ASB Securities has been fined $80,000 for a privacy breach which left hundreds of online accounts able to be viewed and traded by users without permission.
The New Zealand Markets Disciplinary Tribunal censured the online share trading platform after 576 of its trading accounts were made vulnerable to unauthorised use over a 14-year period.
ASB Securities is one of New Zealand's most popular online brokerage services for DIY retail investors, owned and operated by ASB Bank.
Of the affected accounts, 37 were viewed and six were traded.

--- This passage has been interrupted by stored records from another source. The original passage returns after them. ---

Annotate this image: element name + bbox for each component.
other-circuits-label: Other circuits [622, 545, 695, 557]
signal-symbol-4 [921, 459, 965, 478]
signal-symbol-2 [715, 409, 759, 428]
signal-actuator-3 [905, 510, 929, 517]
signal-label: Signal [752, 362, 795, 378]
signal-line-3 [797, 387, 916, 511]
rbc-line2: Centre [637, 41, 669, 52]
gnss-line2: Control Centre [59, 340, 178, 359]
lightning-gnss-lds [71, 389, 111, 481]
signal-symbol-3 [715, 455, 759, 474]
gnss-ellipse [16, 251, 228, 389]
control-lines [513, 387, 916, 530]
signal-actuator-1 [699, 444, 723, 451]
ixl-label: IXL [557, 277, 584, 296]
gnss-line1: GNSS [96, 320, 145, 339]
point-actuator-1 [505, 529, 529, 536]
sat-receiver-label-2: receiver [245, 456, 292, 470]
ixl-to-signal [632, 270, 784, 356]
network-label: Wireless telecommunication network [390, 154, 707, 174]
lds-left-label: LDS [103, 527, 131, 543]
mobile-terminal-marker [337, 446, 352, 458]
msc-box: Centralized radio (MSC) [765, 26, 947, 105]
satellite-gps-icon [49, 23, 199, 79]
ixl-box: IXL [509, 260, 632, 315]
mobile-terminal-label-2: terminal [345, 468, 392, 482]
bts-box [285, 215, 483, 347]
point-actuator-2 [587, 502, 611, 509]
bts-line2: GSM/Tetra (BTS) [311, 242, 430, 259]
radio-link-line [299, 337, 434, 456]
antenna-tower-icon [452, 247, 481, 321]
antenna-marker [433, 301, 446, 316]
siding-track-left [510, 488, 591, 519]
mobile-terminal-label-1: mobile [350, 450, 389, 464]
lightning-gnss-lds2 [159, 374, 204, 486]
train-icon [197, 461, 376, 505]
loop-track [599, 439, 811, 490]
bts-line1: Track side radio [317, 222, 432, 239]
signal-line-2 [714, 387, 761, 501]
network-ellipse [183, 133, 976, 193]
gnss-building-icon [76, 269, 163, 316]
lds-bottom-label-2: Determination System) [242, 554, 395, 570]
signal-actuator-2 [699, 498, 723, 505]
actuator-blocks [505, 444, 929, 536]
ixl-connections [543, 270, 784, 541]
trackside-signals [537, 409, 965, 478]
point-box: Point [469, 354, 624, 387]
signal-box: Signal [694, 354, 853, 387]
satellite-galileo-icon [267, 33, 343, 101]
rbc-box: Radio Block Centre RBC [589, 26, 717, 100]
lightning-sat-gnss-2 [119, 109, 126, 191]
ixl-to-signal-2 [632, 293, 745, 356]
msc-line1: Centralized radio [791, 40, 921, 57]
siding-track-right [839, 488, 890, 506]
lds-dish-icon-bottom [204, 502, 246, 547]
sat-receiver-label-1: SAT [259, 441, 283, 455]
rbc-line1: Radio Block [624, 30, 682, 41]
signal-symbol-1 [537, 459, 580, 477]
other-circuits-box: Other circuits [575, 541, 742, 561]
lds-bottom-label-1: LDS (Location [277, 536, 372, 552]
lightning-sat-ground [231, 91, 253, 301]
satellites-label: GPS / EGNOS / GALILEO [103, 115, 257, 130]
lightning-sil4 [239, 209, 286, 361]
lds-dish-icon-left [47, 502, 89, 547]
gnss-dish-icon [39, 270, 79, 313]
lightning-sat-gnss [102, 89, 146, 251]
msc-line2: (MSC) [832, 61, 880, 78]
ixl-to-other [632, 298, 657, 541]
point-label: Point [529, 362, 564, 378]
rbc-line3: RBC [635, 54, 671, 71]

All six account holders confirmed they were aware of the trades taking place and were not concerned.
The tribunal said the widespread vulnerability was a "serious breach", despite the small number of actual occurrences, which opened the bank up to a maximum penalty of $500,000.
"A significant number of client accounts were able to be accessed by unauthorised individuals and were vulnerable to activity that could have had a significant impact on clients in terms of financial loss and violations of client privacy and account security," it said.
The breach was reported in August 2018, when a customer inadvertently viewed her ex-husband's trading account despite no longer having access permission.
This weakness occurred as ASB employees had to manually delink shared trading accounts when requested, but routinely failed to do so.
Across a three-year sample period, 21 employees, or most of ASB's client services team, failed to properly action requests to delink accounts.
The tribunal criticised ASB for failing to have effective processes and supervision to ensure staff were fully complying with these delinking requirements.
"ASB Securities did not have an audit or compliance testing process to assess whether staff were carrying out the manual delinking sequence required by ASB Securities' standard operating procedures," it said.
This breached the NZX rules which require brokers to "ensure the accuracy, integrity and bona fides of all trading" and to "maintain appropriate security procedures designed to prevent unauthorised entry into the trading system".
However, NZX and ASB agreed to an $80,000 fine - well below the $500,000 maximum - and a public censure, as the breaches were unintentional and there was no financial loss to clients, or financial gain for the bank.